J’ai eu mon BFEM (le brevet de fin d’études moyennes), puis mon examen. Des centres de formation de Dakar m’ont contacté. J’ai demandé à mon père de me laisser partir, parce que je savais que je réussirais dans le football. Il m’a donné son accord à une seule condition : « Ne reviens pas en me disant que ça n’a pas marché pour telle ou telle raison. Si tu veux quelque chose, tu le fais à fond. »
Et comment a-t-il réagi lorsqu’il a appris votre transfert en Norvège ?
Il m’a félicité. Je me suis fait remarquer à la Coupe d’Afrique des Nations, où nous avions atteint la finale. Je me retrouve à signer mon premier contrat professionnel avec Sarpsborg 08. Quand je suis rentré au pays, j’ai averti mon père. Il m’a dit que ce n’était que le début. Pourtant, les deux premiers mois ont été très difficiles. On s’entraînait sous la neige, je ne pouvais pas contrôler le ballon tellement j’étais frigorifié. Les joueurs se moquaient de moi.
Vous avez pensé à arrêter ?
J’ai appelé mon père pour lui dire que je ne tiendrais pas à cause du froid : « Ce sont les aléas du football. Tu t’es battu pour devenir professionnel ? Alors accepte la difficulté, tu progresseras. » J’ai continué à travailler avec l’équipe réserve. Un jour, je marque un triplé en 45 minutes. Le directeur sportif m’a fait sortir à la mi-temps et m’a mis à disposition de l’équipe A. Le lendemain, j’étais titulaire avec les professionnels et j’ai été désigné homme du match. Je ne suis plus sorti de l’équipe. J’ai marqué huit buts et distribué huit passes décisives en 27 matches. On a même atteint la finale de la Coupe de Norvège.
De votre passage en Norvège est née une sincère amitié avec Tobias Heintz, un de vos coéquipiers.
(Il coupe) Tobias n’est pas un ami. C’est un frère. Je lui serai toujours reconnaissant. Ce n’est jamais facile d’arriver dans un club étranger, où tu ne connais pas l’histoire du vestiaire. Tobias m’a dit : « Si tu as besoin de quoi que ce soit, appelle moi. Je ferai le maximum. Tu peux me faire confiance. » Ça m’a touché. J’étais seul à l’hôtel, en pleine recherche de logement. Il m’a proposé de m’installer chez lui, en attendant. On sortait tout le temps ensemble, on allait jouer au bowling, il m’a fait découvrir des endroits et il invitait d’autres joueurs pour faciliter mon intégration. Je vais lui faire visiter le Sénégal très bientôt, peut-être cette année.

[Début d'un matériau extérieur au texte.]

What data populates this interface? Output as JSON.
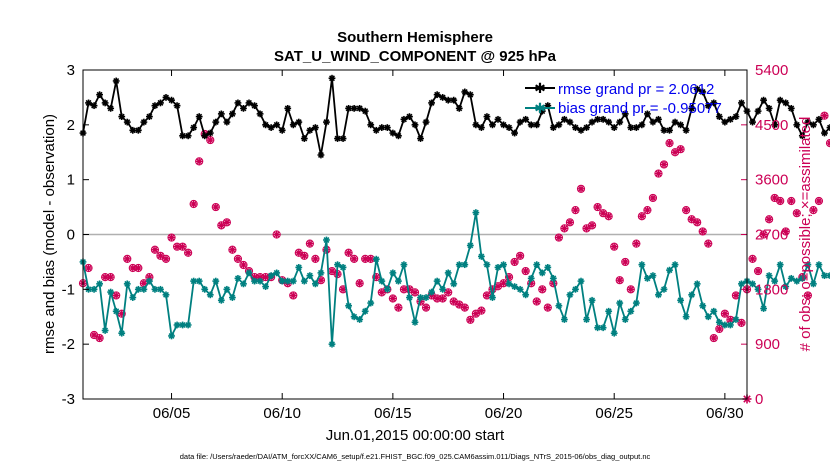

C’est ça, le football ? Faire des rencontres ?
Oui, le football est universel. Tu rencontres des gens, tu te fais des amis. C’est le charme de ce sport. Tu es obligé d’aller vers tes coéquipiers, d’apprendre à les connaître. En plus, je suis quelqu’un d’ouvert, j’aime partager ces moments, être entouré. Je veux toujours avoir tout le monde vers moi.
Vous signez ensuite au Club Bruges. Là-bas, vous avez évolué avec succès à plusieurs postes. Comment faites-vous pour satisfaire les attentes de chaque entraîneur ?
J’ai développé cette polyvalence durant mon enfance. J’ai toujours eu l’habitude d’alterner les positions : numéro 10 chez les jeunes, milieu relayeur avec la sélection, ailier en Norvège… Je me suis renseigné sur le style de jeu très offensif du Club Bruges avant de signer mon contrat. Cela m’a plu. Khalilou Fadiga, un ancien international sénégalais passé par ce club, m’en avait longuement parlé. Un jour, à l’entraînement, le coach, qui utilisait un système en 3-5-2, m’a testé comme piston, car j’aimais attaquer et défendre. Il était content de mon travail sur les deux côtés, donc c’est resté.
Il paraît que, petit, on vous appelait Andrés Iniesta. Pourquoi ?
C’est le joueur que je suivais le plus. Mon père, grand fan du FC Barcelone, n’avait d’yeux que pour Lionel Messi, « le meilleur joueur du monde ». Je n’arrivais pas à accepter cela. Oui, Messi a marqué beaucoup de buts, mais il faut donner du crédit à Andrés Iniesta, Xavi, Cesc Fabregas et Sergio Busquets. Ils ont aussi tiré le Barça vers le haut. Aujourd’hui encore, dans mon quartier, on m’appelle Andrés.
Avez-vous averti Fabregas qu’il avait de nouveau l’occasion de jouer avec Iniesta ?
(Il éclate de rire) Non ! Cesc est un sacré joueur, c’est l’incarnation du football moderne. C’est le genre de joueur qui te fait apprendre rapidement. C’est l’exemple à suivre. En tant que jeune joueur, c’est une chance de le côtoyer à l’AS Monaco. J’en rêvais.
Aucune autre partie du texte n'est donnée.